Une grande partie du théâtre musical durant la Grande Dépression a pris la forme d’un divertissement comique léger. Les spectacles de Cole Porter représentent la forme la plus parfaite de ces spectacles. Des chansons drôles et habiles, avec de l’émotion et des insinuations osées, tout cela combiné avec élégance et sophistication, définit le travail de Cole Porter durant les années ‘30. Malgré son terrible accident de cheval qui l’a laissé physiquement diminué, Cole Porter respire la joie de vivre, l’exubérance.

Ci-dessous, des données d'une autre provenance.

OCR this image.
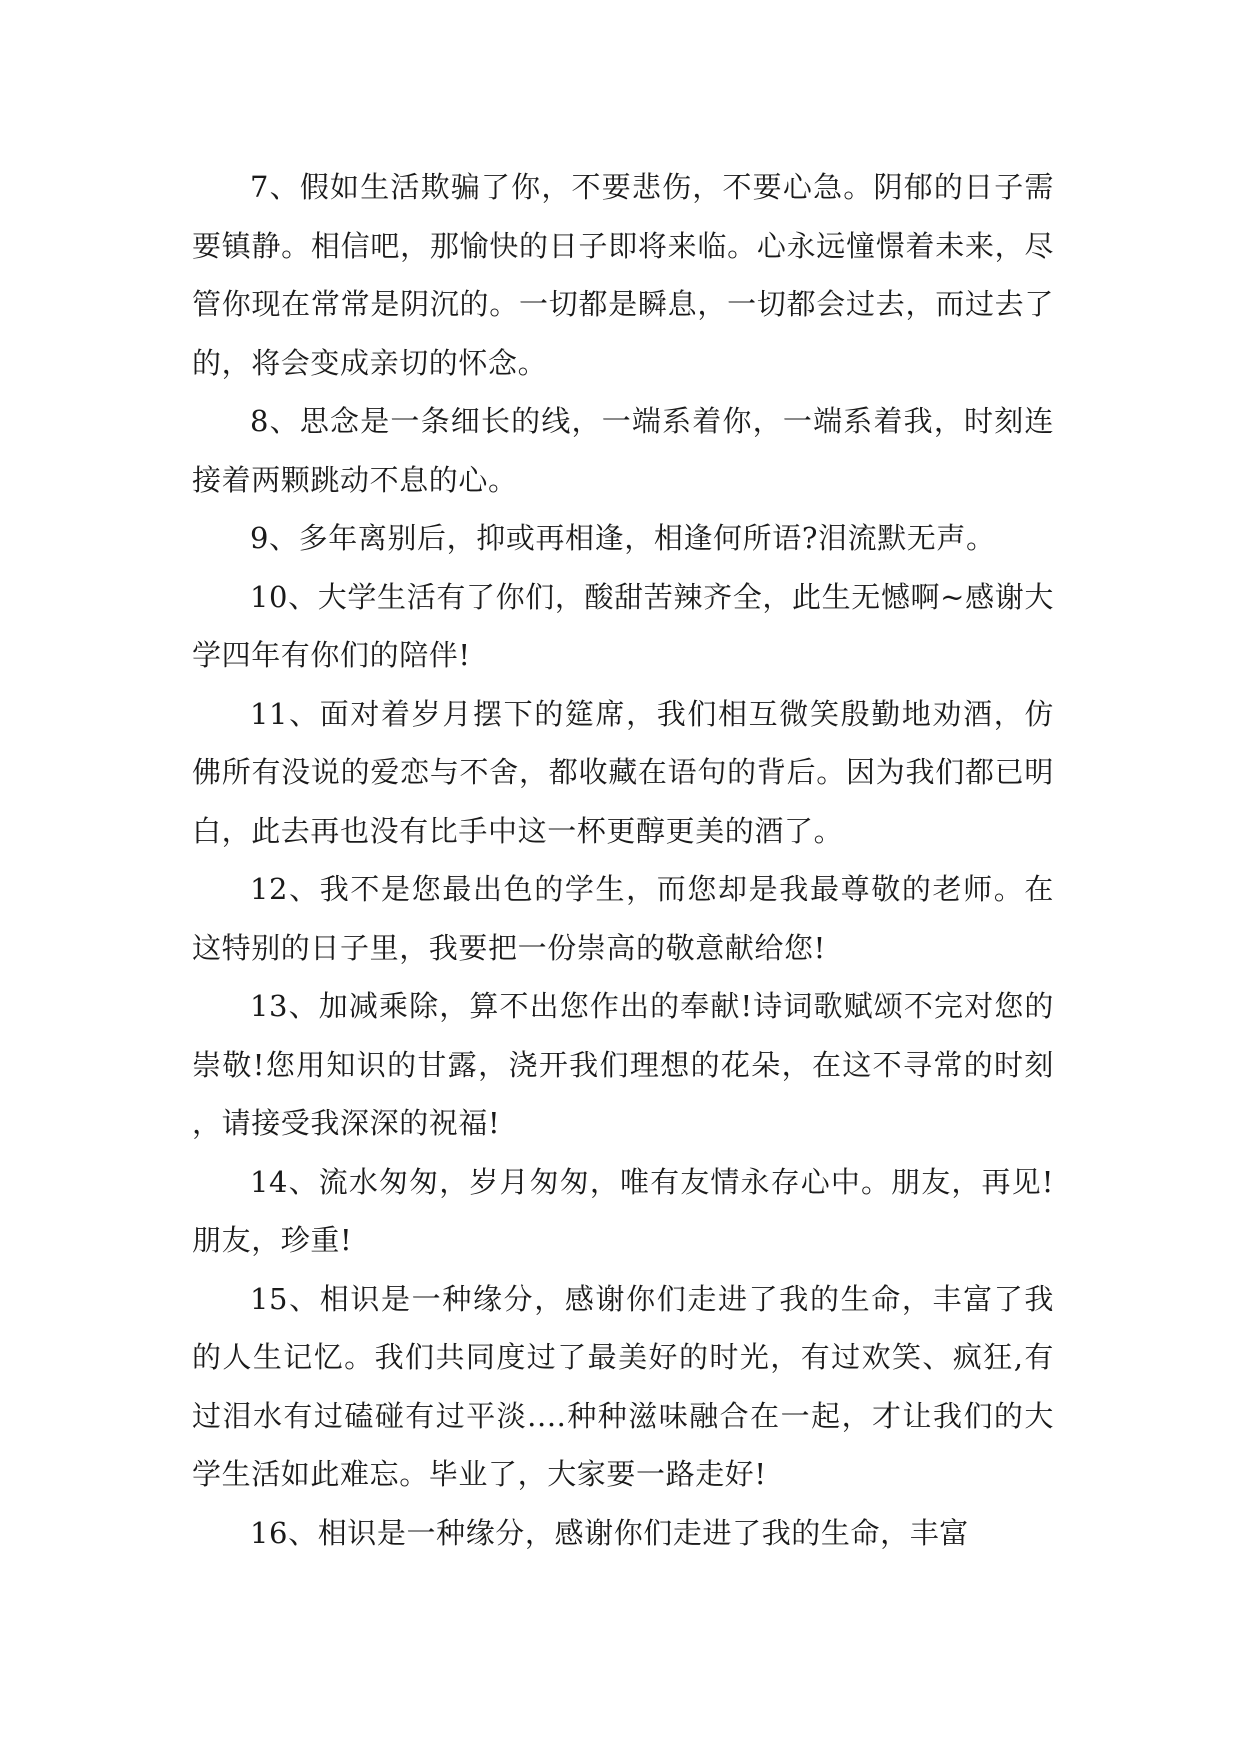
7、假如生活欺骗了你，不要悲伤，不要心急。阴郁的日子需要镇静。相信吧，那愉快的日子即将来临。心永远憧憬着未来，尽管你现在常常是阴沉的。一切都是瞬息，一切都会过去，而过去了的，将会变成亲切的怀念。

8、思念是一条细长的线，一端系着你，一端系着我，时刻连接着两颗跳动不息的心。

9、多年离别后，抑或再相逢，相逢何所语?泪流默无声。

10、大学生活有了你们，酸甜苦辣齐全，此生无憾啊~感谢大学四年有你们的陪伴!

11、面对着岁月摆下的筵席，我们相互微笑殷勤地劝酒，仿佛所有没说的爱恋与不舍，都收藏在语句的背后。因为我们都已明白，此去再也没有比手中这一杯更醇更美的酒了。

12、我不是您最出色的学生，而您却是我最尊敬的老师。在这特别的日子里，我要把一份崇高的敬意献给您!

13、加减乘除，算不出您作出的奉献!诗词歌赋颂不完对您的崇敬!您用知识的甘露，浇开我们理想的花朵，在这不寻常的时刻，请接受我深深的祝福!

14、流水匆匆，岁月匆匆，唯有友情永存心中。朋友，再见!朋友，珍重!

15、相识是一种缘分，感谢你们走进了我的生命，丰富了我的人生记忆。我们共同度过了最美好的时光，有过欢笑、疯狂,有过泪水有过磕碰有过平淡....种种滋味融合在一起，才让我们的大学生活如此难忘。毕业了，大家要一路走好!

16、相识是一种缘分，感谢你们走进了我的生命，丰富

Pour s’en rendre compte, citons les mémoires de Cy FeuerGot The Show Right Here» - Simon & Schuster - 2003) :

«Cole Porter avait quatre maisons, chacune conservée dans un état permanent d’occupation au gré de ses visites. Toutes étaient équipées avec son linge, ses ustensiles de cuisine et ses vêtements, et chacune disposait de son personnel attitré. Cole voyageait fréquemment et sans bagages. Il avait un appartement à Paris ; une suite au Waldorf Towers de New York ; une luxueuse demeure campagnarde à Williamston, dans le Massachusetts ; et une maison à Brentwood. Au Pavillon (un restaurant renommé de New York), sa table était réservée en permanence. On y gardait également ses couverts en argent, de même que ses assiettes, ses serviettes de table et même son menu personnel. [Quand il se déplaçait dans un hôtel hors de la ville] Cole se faisait toujours précéder par une foule de gens de maison qui agissaient en son nom avec l’attention qu’on accorde à un monarque en déplacement. Un de ses assistants amenait d’abord ses effets personnels de New York. L’hôtel enlevait les reproductions de tableaux qui pendaient aux murs de son appartement et les remplaçait par ses tableaux de peintres célèbres comme Van Gogh, Utrillo et Cézanne. Des photos de ses amis étaient disposées un peu partout dans l’appartement sur des tables et sur son piano arrivé avant lui. Il avait aussi ses propres draps marqués à ses initiales, son nécessaire de toilette, ses serviettes, ses objets en porcelaine, en cristal, ses plateaux en argent, ses vases de fleurs et ses corbeilles à papier. Il avait même ses propres tables pour le dîner et le petit déjeuner, pour les jeux de cartes, et même une table à repasser… Il arrivait enfin par le train, comme s’il était le roi George V.»